3. Rambut dan jenggot
Dapat membantu mengetahui saat kematian dalam hubungan dengan saat terakhir
korban mencukur jenggotnya. Rambut pada orang hidup mempunyai kecepatan
tumbuh 0,5 mm/hari dan setelah meninggal tidak tumbuh lagi. Pemeriksaan rambut
jenggot ini harus dilakukan dalam 24 jam pertama sebab lebih dari 24 jam kulit
mengkerut dan rambut dapat lebih muncul di atas kulit dagu sehingga seolah-olah
rambuh masih tumbuh. Rambut lepas setelah 14 hari.

4. Keadaan kuku : kuku akan terlepas setelah 21 hari.

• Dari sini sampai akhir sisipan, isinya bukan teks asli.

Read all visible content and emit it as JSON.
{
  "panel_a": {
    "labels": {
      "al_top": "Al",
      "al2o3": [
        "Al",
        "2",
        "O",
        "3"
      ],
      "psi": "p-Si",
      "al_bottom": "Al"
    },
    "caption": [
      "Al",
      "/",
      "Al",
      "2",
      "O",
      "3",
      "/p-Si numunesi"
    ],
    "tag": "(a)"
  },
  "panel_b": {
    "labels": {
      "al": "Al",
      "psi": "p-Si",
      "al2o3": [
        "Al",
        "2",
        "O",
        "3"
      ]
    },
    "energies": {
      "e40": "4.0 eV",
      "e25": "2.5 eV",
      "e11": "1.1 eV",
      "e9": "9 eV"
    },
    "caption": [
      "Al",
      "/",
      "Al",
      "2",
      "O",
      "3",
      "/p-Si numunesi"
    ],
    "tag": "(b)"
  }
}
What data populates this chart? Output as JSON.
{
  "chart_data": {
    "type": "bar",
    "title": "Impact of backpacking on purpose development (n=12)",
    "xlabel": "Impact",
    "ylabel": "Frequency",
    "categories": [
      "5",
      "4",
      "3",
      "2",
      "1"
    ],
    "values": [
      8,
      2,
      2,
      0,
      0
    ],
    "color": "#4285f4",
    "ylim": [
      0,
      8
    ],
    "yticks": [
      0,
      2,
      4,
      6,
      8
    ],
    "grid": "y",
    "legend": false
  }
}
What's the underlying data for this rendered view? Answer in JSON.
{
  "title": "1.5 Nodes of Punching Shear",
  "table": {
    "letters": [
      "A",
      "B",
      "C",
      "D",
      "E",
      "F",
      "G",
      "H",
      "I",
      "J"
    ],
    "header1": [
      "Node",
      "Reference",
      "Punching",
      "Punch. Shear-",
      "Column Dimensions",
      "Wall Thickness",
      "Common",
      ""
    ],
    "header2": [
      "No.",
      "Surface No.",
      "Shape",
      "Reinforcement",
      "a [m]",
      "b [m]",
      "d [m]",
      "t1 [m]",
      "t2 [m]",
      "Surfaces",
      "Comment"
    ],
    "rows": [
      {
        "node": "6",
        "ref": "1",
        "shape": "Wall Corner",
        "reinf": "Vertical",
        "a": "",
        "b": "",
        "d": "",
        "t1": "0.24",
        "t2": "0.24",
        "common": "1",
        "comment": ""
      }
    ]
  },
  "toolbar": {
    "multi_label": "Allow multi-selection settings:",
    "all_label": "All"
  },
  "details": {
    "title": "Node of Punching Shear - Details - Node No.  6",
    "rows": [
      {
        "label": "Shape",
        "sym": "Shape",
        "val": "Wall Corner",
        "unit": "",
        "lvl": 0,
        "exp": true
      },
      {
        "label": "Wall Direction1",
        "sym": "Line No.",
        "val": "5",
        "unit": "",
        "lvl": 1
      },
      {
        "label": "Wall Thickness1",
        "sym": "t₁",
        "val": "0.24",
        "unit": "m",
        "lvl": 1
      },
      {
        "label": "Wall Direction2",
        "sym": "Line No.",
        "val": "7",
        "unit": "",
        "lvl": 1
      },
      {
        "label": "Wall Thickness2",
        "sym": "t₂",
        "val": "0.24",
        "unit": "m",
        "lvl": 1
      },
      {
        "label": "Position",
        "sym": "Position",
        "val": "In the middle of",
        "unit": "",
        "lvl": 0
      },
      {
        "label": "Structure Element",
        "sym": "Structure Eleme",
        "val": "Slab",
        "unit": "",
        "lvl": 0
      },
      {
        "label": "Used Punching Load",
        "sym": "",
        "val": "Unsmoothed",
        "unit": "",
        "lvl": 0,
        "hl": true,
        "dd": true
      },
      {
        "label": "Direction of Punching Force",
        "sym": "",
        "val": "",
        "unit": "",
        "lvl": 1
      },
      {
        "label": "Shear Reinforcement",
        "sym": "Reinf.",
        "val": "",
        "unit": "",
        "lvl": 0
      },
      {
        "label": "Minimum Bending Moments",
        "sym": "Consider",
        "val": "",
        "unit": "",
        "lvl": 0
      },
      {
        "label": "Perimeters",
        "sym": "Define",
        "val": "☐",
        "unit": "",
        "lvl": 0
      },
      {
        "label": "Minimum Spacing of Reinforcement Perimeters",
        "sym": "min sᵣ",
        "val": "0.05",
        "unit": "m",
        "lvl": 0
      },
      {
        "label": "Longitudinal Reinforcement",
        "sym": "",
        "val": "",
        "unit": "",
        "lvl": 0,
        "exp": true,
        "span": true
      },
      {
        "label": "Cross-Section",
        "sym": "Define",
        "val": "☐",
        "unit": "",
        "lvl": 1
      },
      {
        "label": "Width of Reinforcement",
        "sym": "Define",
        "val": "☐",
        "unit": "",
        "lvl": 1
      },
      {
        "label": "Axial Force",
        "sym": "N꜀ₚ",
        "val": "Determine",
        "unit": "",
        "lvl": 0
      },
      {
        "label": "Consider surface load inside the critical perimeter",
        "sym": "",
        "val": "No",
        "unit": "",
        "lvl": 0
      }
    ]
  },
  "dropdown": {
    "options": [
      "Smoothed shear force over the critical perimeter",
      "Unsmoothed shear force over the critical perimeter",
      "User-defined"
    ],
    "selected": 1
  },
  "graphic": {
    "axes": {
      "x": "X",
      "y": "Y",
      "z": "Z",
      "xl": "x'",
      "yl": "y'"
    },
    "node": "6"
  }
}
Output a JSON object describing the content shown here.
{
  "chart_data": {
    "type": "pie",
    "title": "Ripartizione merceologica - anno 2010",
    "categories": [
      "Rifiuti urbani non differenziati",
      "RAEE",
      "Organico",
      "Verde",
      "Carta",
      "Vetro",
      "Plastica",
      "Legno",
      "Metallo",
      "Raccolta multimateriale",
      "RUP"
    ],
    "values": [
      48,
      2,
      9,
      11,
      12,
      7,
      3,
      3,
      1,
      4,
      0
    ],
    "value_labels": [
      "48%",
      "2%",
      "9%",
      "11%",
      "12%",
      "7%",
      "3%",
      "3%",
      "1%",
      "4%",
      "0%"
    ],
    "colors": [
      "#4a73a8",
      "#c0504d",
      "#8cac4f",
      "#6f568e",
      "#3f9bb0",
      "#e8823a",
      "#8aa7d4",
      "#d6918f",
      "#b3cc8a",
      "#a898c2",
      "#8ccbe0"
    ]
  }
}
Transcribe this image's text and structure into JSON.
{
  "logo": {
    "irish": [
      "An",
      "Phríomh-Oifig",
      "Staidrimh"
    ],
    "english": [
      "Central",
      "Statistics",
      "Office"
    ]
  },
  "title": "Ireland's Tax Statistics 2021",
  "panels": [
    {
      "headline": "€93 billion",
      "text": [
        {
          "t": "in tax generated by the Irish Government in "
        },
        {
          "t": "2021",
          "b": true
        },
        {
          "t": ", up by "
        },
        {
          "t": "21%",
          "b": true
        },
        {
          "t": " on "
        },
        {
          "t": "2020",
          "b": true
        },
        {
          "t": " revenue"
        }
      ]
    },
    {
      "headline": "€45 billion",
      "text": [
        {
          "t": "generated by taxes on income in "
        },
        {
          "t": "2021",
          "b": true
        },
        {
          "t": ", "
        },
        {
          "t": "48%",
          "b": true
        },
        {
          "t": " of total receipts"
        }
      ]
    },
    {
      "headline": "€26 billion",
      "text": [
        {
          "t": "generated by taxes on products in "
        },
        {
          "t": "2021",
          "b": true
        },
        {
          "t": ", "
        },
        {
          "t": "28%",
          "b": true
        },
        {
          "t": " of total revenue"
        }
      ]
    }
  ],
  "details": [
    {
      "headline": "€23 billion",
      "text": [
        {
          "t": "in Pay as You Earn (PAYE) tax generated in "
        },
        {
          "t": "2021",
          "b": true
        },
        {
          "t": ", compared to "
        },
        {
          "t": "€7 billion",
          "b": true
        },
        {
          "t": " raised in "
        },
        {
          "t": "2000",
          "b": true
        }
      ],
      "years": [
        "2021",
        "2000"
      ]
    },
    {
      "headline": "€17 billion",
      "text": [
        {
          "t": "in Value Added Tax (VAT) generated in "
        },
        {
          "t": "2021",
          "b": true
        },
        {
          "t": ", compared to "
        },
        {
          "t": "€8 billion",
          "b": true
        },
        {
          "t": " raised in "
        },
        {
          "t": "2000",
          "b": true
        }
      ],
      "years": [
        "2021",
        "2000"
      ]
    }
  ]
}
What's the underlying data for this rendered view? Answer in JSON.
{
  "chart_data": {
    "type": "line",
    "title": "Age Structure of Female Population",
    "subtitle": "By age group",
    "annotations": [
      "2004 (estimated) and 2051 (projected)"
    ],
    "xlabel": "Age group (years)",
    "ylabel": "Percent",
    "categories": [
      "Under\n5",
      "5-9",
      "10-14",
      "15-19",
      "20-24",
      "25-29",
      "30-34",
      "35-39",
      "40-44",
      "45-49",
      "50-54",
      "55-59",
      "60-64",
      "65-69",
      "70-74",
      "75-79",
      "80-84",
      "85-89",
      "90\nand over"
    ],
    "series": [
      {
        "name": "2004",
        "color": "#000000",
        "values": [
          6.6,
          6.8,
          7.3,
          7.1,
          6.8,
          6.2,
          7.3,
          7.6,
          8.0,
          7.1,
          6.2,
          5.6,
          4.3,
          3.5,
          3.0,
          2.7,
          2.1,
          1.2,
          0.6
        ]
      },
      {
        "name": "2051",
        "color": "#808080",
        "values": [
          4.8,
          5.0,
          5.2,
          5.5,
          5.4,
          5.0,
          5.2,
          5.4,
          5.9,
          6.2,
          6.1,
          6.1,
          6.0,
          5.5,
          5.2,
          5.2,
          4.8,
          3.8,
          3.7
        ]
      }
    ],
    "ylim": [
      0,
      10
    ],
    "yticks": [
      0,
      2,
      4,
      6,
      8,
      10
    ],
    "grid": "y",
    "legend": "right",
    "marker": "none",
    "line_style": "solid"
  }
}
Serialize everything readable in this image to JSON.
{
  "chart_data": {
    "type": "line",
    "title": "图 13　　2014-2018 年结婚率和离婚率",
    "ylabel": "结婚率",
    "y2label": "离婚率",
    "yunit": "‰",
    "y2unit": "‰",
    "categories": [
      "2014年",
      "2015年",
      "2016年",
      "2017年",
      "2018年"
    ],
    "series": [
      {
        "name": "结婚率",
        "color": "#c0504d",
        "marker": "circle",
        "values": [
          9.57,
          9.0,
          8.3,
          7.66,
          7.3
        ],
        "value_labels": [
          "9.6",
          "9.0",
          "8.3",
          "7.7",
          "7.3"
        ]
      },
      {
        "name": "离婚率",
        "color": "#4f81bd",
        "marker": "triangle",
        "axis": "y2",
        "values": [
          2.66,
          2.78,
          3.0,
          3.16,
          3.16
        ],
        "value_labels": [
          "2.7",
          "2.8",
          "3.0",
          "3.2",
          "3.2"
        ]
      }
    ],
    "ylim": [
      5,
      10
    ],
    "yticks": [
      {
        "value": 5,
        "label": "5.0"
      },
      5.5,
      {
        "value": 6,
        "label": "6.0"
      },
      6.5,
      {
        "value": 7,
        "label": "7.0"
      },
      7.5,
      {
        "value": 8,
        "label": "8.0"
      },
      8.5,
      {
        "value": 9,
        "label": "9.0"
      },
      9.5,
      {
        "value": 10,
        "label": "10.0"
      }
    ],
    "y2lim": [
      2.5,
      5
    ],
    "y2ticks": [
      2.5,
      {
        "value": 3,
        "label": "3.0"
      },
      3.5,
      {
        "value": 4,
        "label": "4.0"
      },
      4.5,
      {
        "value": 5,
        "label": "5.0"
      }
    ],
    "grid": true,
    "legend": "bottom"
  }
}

2.2.4. Cara Kematian, Penyebab Kematian, dan Mekanisme Kematian


a. Sebab mati adalah penyakit atau cedera/luka yang bertanggung jawab atas
terjadinya kematian.
b. Cara kematian adalah kejadian yang menimbulkan penyebab kematian. Bila
kematian akibat suatu penyakit, maka cara kematian adalah wajar (natural death).
Bila kematian terjadi akibat cedera atau luka, atau pada seseorang yang sudah
mengidap suatu penyakit tapi kematiannya dipercepat oleh adanya cedera atau
luka maka kematianya adalah kematian tidak wajar (unnatural death).
Kadangkala pada akhir suatu penyidikan dimana penyidik masih belum dapat
menentukan cara kematian, maka dalam hal ini kematian dinatakan sebagai
kematian dengan cara yang tidak tertentukan.
c. Mekanisme kematian adalah gangguan fisiologik dan atau biokimiawi yang
ditimbulkan oleh penyebab kematian sedemikian rupa sehingga sesorang tidak
dapat terus hidup.
Beberapa contoh kasus penerapan dari cara, penyebab, dan mekanisme kematian:

- Seseorang menderita penyakit tuberkulosa paru. Pada suatu hari mengalami


hemoptoe yang hebat dan meninggal. Penyebab kematian tuberkulosa paru.
Mekanisme kematian syok akibat perdarahan paru-paru. Cara kematian
wajar.
- Seseorang mengalami perdarahan subdural akibat terjatuh dari sepeda motor
yang mengalami slip, selama perawatan 4 hari di rumah sakit, tidak pernah
sadar dari koma, mendapat komplikasi pneumoortostatik dan meninggal.
Penyebab kematian trauma kapitis. Cara kematian tidak wajar. Mekanisme
kematian perdarahan subdural dengan penyulit radang paru-paru.